Zwei Väter, ein Sohn

Wenn eine ganz normale schwule Familie zerbricht

Von Bruno Bötschi

13.4.2022

In der Dramödie «Der unsichtbare Faden» will ein Teeanger eine Doku über LGBTQIA+-Rechte in Italien drehen. Er wählt seine zwei schwulen Väter als Thema. Dummerweise steht deren Beziehung kurz vor dem Aus.

Von Bruno Bötschi

13.4.2022

Als der Moderator die allerletzte Frage stellt, erstarren die Gesichtszüge von Tony Drewitt-Barlow. Zusammen mit seinem Mann Barrie sitzt er in einer TV-Morgensendung, um zu erklären, warum sie Kinder haben wollen.
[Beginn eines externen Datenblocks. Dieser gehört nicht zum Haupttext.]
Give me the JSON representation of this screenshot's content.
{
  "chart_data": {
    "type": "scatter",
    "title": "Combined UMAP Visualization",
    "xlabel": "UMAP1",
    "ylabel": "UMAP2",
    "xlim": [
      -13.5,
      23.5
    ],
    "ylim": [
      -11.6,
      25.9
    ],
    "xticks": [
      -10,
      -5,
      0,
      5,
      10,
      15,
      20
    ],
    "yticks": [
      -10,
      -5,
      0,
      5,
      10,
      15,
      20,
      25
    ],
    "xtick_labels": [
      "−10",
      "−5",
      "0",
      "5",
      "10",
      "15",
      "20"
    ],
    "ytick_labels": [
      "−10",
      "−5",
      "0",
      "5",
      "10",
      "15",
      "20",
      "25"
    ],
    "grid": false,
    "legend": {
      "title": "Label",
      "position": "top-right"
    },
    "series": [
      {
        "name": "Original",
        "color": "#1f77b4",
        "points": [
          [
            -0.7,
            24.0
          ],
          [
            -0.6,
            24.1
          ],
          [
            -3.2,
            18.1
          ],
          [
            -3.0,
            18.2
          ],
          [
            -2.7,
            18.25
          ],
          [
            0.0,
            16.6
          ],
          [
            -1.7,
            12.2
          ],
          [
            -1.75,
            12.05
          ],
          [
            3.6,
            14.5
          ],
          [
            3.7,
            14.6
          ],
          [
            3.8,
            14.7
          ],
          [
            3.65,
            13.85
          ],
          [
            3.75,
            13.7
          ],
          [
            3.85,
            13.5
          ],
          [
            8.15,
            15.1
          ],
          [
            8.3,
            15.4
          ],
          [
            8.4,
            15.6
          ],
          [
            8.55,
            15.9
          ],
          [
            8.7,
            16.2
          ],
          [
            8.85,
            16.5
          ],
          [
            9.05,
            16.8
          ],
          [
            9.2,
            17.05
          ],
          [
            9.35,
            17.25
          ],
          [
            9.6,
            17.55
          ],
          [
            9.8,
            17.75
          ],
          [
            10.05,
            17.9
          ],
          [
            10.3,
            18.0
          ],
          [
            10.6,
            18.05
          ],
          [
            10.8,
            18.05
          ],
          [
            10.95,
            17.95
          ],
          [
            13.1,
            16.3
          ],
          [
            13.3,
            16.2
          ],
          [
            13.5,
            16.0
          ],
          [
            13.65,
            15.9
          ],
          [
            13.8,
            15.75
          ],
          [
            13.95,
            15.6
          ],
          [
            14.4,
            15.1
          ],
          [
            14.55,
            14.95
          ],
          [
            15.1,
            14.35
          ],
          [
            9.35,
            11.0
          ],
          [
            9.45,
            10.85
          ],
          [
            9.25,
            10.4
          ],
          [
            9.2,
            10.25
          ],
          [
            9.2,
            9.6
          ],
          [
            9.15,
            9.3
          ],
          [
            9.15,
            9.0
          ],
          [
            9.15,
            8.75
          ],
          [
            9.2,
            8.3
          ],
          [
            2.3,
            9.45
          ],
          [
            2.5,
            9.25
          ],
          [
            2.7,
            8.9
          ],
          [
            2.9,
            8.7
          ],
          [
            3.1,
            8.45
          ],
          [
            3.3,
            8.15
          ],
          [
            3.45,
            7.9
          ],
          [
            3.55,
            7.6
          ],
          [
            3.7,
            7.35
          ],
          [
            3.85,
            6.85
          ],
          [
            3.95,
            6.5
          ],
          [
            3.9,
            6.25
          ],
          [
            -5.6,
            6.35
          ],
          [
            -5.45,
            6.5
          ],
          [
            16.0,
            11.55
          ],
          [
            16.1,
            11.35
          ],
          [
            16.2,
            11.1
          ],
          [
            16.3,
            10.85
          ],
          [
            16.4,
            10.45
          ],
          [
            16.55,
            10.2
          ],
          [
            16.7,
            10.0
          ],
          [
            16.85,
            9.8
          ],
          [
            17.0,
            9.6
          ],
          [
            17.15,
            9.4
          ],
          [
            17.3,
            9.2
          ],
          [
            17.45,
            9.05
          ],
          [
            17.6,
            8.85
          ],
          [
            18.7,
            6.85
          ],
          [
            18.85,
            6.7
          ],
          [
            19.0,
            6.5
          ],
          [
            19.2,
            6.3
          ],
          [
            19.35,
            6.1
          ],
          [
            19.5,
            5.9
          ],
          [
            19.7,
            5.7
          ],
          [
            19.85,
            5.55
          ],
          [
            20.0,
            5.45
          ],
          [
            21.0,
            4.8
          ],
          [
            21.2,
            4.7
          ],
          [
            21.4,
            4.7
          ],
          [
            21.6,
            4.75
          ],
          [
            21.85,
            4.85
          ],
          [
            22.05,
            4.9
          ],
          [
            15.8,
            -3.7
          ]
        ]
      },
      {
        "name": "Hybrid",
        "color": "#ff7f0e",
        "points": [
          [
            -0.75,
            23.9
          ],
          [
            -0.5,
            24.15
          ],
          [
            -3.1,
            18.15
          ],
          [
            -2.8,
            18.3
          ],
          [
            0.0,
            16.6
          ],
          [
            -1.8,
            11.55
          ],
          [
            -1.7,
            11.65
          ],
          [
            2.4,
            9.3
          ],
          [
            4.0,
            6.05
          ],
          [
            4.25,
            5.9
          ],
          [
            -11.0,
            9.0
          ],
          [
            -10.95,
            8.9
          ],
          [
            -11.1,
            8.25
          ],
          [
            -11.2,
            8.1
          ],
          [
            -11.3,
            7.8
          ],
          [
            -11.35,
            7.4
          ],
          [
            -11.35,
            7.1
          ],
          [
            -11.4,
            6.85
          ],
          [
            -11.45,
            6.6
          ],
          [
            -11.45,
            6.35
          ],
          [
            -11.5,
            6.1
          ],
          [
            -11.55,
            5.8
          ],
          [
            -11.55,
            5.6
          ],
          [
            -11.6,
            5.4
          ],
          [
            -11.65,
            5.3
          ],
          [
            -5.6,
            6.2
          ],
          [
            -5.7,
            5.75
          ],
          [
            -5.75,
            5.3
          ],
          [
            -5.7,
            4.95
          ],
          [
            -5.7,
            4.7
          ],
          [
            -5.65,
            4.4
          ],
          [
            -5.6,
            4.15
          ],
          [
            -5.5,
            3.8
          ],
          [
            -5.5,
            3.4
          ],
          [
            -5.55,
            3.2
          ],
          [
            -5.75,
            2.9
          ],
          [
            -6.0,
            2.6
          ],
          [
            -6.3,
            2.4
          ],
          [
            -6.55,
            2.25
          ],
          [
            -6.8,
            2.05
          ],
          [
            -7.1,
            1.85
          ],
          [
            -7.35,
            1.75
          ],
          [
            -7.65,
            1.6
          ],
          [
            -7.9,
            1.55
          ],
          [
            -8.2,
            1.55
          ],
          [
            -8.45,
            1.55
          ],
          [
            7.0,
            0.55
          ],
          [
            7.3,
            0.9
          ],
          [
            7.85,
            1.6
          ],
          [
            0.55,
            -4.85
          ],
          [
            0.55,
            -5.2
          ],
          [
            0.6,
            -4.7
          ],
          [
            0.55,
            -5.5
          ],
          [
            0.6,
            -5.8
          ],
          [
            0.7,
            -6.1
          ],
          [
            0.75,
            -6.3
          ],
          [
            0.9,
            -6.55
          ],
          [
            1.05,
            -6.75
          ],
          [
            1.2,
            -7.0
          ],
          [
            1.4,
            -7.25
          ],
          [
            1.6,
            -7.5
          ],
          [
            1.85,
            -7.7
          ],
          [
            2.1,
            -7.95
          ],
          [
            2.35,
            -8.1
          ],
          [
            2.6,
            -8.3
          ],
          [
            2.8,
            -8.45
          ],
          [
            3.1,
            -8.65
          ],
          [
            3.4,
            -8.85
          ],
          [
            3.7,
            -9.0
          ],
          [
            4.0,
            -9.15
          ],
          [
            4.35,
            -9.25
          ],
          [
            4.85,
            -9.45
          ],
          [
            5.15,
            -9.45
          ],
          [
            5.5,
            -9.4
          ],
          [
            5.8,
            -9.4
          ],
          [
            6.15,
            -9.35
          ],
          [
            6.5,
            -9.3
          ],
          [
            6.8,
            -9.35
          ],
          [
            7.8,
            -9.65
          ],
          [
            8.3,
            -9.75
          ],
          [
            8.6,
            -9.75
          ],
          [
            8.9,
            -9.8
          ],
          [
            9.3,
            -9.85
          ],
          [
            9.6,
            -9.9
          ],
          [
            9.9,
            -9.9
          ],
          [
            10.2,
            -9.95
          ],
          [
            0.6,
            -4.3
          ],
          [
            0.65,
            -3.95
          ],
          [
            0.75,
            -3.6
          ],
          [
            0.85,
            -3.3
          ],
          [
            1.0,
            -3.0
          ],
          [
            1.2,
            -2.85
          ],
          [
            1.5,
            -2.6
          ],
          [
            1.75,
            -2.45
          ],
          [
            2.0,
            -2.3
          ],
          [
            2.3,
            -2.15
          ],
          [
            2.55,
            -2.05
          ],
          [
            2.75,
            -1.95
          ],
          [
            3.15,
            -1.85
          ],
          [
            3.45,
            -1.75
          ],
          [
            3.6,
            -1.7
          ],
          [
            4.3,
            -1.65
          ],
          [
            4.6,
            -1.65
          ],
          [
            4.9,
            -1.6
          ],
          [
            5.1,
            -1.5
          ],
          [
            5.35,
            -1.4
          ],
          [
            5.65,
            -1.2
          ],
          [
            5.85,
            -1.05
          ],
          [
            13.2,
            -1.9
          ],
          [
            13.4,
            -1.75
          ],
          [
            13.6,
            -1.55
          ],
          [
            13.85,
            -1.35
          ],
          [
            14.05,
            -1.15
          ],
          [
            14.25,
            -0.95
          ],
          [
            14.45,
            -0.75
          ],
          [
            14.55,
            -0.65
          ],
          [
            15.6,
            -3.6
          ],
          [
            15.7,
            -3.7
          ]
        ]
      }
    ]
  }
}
«Sind Sie sich im Klaren darüber, dass die Natur es nicht vorgesehen hat, dass Schwule Kinder bekommen?», fragte der TV-Mann. Drewitt-Barlow zögert, dann sagt er: «Die Natur hat dem Menschen ein Gehirn gegeben, um Hindernisse zu überwinden.»

Dieses Fernsehinterview aus Grossbritannien liegt über 20 Jahre zurück.

Heute sind die unterschiedlichsten Familien-Konstellationen verbreitet – von Patchwork bis zu alleinerziehenden Eltern. Und es gibt auch immer mehr Regenbogenfamilie. Familien also, bei denen Kinder bei zwei gleichgeschlechtlichen Partnern leben.

Innige Liebe

Trotzdem haben es neue Familienkonzepte nach wie vor schwer in unserer Gesellschaft. Längst nicht alle Menschen wollen sich etwa daran gewöhnen, dass zwei schwule Väter auch Kinder haben können.

Erfahren muss dies auch Leone (gespielt von Francesco Gheghi) in der italienischen Netflix-Dramödie «Der unsichtbare Faden». Der Teenager will für ein Schulprojekt eine Doku über LGBTQIA+-Rechte in Italien drehen. Er möchte dies anhand seiner eigenen Regenbogenfamilie tun.

Leone ist mit zwei Vätern aufgewachsen. Er liebt beide, auch wenn Paolo (Filippo Timi) und Simone (Francesco Sianna) manchmal etwas eigen sind. Aber welche Eltern bitte schön sind das nicht?

Genau deshalb ist «Der unsichtbare Faden» ein wunderbarer Film. Weil er eine ganz normale schwule Familie zeigt. Und einem dabei immer wieder aufzeigt, wie auch sogenannte aufgeklärte Menschen manchmal mit Vorurteilen und Stereotypen im Kopf zu kämpfen haben.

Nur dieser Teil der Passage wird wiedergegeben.